I exited through the back, avoiding the security cameras. It was time to head to the apartment.

The walk took an hour. I stayed to the alleyways, moving with a silent, heavy grace. When I reached my building, I didn't take the elevator. I climbed the external fire escape, my metallic fingers digging into the brickwork like they were made of clay.

I reached the 4th-floor window. I peered inside.

My mother was sitting on the sofa, her hands trembling as she watched the news. The headline at the bottom of the screen read: "UNEXPLAINED ELECTRICAL SURGE AT BUKAN MOUNTAIN; ONE TEENAGER MISSING."

There was no one else in the room. No NIS agents. No police. Not yet.

I tapped on the glass.

She screamed, jumping to her feet, but stopped when she saw it was me. She rushed to the window, throwing it open.

"Min-ho! My god, where have you been? The police—they said you were hurt, they said you ran away—"

I stepped inside, the floorboards groaning under my reinforced weight. I dropped the heavy bags, and the entire room shook.
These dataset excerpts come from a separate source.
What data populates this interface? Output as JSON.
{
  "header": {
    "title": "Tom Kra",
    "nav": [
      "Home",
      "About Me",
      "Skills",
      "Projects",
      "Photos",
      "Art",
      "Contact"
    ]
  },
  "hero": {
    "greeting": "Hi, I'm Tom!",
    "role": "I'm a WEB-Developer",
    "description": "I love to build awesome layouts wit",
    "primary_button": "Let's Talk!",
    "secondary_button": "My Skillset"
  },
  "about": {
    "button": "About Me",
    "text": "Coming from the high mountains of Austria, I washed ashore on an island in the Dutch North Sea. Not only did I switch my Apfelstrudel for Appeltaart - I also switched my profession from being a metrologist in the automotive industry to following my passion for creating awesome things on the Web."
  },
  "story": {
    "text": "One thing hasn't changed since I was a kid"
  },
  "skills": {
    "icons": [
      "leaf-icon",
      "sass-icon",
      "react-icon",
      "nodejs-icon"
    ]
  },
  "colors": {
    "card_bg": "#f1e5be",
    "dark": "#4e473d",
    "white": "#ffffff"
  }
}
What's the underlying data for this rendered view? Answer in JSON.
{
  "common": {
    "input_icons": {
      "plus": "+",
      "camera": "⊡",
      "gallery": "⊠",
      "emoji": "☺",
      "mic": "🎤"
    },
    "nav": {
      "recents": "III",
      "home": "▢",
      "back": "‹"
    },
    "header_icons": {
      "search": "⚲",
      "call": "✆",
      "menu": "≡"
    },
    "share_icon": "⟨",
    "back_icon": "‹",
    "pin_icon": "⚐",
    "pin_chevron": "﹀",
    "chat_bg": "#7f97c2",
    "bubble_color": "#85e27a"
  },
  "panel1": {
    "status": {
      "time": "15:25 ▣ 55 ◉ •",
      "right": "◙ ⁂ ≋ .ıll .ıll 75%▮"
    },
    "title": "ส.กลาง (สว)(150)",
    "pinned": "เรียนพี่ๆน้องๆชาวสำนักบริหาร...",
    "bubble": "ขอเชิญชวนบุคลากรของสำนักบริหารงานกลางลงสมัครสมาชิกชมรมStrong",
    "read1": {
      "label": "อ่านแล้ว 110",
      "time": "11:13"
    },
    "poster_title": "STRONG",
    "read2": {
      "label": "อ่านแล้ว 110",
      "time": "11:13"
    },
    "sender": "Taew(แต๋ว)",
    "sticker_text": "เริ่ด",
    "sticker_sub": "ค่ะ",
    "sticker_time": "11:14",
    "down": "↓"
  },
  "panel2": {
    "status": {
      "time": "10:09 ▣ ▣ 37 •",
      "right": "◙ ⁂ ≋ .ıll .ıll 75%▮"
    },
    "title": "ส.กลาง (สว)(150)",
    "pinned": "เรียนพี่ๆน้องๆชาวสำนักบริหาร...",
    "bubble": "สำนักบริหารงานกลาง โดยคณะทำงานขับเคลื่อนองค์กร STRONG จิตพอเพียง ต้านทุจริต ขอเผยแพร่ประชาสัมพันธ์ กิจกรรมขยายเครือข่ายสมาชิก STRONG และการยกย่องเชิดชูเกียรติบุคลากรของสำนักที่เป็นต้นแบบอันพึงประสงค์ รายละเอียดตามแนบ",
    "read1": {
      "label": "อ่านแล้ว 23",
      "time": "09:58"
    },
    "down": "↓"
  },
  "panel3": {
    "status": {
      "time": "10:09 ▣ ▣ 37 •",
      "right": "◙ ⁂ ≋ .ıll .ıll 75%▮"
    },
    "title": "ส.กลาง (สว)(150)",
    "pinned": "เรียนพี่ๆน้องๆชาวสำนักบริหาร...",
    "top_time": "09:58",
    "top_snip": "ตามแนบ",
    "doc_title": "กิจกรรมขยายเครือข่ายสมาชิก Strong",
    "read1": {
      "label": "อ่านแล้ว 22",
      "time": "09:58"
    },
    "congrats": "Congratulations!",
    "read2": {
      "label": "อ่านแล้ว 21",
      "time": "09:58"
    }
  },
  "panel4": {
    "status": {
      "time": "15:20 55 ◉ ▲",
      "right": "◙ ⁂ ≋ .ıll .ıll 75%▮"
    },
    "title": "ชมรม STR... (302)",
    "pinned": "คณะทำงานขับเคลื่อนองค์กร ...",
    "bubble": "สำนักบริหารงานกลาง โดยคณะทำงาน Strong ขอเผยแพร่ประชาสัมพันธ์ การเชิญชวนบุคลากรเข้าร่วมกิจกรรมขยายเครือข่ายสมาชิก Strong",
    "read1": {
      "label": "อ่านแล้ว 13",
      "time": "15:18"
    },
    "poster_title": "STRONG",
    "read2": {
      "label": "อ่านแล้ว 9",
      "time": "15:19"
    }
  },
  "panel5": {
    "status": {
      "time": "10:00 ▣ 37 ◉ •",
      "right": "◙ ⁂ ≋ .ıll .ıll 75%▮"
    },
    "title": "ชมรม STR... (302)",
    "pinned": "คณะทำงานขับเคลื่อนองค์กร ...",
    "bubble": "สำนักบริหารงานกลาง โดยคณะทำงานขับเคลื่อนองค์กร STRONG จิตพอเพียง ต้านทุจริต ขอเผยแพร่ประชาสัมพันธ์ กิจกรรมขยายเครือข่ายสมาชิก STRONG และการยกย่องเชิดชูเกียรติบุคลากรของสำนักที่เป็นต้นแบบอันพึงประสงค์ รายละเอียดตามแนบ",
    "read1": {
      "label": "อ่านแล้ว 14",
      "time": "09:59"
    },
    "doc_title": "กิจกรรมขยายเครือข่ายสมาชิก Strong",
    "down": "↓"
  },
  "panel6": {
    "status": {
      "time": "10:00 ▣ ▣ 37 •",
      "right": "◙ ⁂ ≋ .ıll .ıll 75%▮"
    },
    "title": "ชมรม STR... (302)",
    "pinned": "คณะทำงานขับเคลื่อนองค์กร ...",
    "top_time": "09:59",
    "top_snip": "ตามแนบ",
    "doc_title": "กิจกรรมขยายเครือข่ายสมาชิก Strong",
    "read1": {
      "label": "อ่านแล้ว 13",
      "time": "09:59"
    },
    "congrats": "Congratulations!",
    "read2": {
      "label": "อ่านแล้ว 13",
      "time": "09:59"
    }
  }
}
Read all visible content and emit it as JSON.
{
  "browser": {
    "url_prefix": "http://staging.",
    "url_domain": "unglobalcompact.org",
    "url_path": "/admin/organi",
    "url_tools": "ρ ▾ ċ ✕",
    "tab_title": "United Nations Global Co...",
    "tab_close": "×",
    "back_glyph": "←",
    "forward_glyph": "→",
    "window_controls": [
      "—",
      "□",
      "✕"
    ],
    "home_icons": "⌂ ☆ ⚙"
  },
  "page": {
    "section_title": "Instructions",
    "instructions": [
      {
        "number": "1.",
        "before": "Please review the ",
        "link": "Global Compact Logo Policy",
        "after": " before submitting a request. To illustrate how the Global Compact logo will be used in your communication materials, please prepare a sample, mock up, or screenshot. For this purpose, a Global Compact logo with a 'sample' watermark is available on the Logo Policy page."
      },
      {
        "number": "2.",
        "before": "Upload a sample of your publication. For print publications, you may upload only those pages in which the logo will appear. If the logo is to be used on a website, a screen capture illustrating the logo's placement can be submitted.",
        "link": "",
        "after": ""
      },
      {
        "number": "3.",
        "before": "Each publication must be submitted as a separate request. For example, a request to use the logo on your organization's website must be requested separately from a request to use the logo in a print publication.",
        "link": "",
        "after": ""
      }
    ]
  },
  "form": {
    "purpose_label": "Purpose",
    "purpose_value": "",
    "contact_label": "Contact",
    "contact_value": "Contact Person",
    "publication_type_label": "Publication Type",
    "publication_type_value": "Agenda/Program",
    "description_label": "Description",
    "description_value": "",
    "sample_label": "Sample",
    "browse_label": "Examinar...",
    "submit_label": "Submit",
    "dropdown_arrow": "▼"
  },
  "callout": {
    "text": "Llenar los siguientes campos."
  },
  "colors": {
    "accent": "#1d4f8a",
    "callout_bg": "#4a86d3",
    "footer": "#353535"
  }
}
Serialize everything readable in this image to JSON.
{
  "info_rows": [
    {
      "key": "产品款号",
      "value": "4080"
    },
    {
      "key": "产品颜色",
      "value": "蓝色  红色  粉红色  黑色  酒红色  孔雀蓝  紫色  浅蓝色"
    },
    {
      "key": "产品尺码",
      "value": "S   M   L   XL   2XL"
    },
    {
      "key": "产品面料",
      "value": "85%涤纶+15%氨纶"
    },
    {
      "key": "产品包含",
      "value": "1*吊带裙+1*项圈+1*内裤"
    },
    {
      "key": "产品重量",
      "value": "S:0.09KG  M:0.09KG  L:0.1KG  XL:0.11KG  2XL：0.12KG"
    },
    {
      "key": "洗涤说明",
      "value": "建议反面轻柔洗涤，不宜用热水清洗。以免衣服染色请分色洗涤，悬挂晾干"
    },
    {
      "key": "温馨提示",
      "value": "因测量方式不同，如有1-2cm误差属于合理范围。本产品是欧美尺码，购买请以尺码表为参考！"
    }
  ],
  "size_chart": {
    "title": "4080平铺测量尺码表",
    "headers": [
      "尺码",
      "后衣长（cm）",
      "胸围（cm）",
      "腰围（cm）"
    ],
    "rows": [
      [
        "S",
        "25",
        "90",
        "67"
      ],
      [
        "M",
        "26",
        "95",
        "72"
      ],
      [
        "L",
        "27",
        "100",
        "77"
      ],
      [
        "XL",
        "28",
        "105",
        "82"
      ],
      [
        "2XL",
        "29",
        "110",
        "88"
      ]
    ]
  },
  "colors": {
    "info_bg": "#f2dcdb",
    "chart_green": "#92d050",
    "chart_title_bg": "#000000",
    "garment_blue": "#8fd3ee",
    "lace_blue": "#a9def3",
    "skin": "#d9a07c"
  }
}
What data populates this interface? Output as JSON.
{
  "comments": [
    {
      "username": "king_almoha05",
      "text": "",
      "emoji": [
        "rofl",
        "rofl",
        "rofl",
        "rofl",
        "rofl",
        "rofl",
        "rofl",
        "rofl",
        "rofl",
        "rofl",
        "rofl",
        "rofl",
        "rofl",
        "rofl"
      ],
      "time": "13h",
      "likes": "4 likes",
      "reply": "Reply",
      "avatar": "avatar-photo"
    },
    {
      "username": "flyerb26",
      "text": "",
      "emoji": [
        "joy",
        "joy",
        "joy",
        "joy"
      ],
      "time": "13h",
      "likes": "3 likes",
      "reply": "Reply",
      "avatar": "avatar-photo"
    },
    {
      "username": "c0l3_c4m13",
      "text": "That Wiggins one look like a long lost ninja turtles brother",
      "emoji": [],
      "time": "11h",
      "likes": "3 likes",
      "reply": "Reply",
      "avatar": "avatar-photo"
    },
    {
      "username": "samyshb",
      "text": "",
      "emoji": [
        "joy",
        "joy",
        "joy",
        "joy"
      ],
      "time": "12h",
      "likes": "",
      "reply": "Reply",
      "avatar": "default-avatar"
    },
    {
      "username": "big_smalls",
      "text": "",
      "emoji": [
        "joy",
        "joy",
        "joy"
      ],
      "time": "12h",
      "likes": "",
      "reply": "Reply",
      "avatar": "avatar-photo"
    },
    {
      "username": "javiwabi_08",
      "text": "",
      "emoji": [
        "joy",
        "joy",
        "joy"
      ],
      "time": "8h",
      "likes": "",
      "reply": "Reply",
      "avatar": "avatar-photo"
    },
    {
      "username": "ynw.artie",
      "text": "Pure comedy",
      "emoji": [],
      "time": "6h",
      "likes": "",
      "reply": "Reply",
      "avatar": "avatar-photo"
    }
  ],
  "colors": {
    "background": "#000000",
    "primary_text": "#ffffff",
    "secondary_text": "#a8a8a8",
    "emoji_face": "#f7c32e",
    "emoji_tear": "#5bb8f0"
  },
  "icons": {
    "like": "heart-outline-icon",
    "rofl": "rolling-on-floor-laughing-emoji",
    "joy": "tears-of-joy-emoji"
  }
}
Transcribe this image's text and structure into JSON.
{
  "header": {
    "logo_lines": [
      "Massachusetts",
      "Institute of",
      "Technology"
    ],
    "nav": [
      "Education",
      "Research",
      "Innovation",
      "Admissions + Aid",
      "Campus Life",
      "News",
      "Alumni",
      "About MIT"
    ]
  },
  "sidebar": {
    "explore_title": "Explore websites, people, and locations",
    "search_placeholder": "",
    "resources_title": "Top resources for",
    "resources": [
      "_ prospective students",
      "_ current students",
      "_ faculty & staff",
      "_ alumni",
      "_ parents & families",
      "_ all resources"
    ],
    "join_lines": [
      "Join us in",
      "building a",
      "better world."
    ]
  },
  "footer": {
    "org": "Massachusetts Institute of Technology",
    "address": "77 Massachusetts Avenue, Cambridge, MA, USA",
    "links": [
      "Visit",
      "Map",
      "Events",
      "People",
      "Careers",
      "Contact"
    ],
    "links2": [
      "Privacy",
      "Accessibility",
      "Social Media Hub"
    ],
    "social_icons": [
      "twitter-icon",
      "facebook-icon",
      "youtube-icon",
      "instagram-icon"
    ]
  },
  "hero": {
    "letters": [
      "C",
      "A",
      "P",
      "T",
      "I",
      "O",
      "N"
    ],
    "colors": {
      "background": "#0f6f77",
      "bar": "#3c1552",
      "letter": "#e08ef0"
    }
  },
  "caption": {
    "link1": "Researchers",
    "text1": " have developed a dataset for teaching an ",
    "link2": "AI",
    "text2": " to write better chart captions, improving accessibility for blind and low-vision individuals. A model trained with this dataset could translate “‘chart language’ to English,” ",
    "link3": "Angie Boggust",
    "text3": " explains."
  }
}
"Mom, look at me," I said, my voice steady. I pulled down my hood, letting her see the silver rings in my eyes. "The trip is over. The storm I told you about? It's here."

I walked to the front door and engaged every lock. Then, I pulled a roll of heavy-duty duct tape and the bags of salt from my pack.

"From this moment on, we don't open this door for anyone," I said. "Not the neighbors. Not the police. Not even if you hear my voice on the other side."

I started pouring the salt in a thick line across the threshold.

"We have forty-six hours until the sky turns purple," I told her, my eyes flashing silver. "And I need to turn this apartment into a fortress."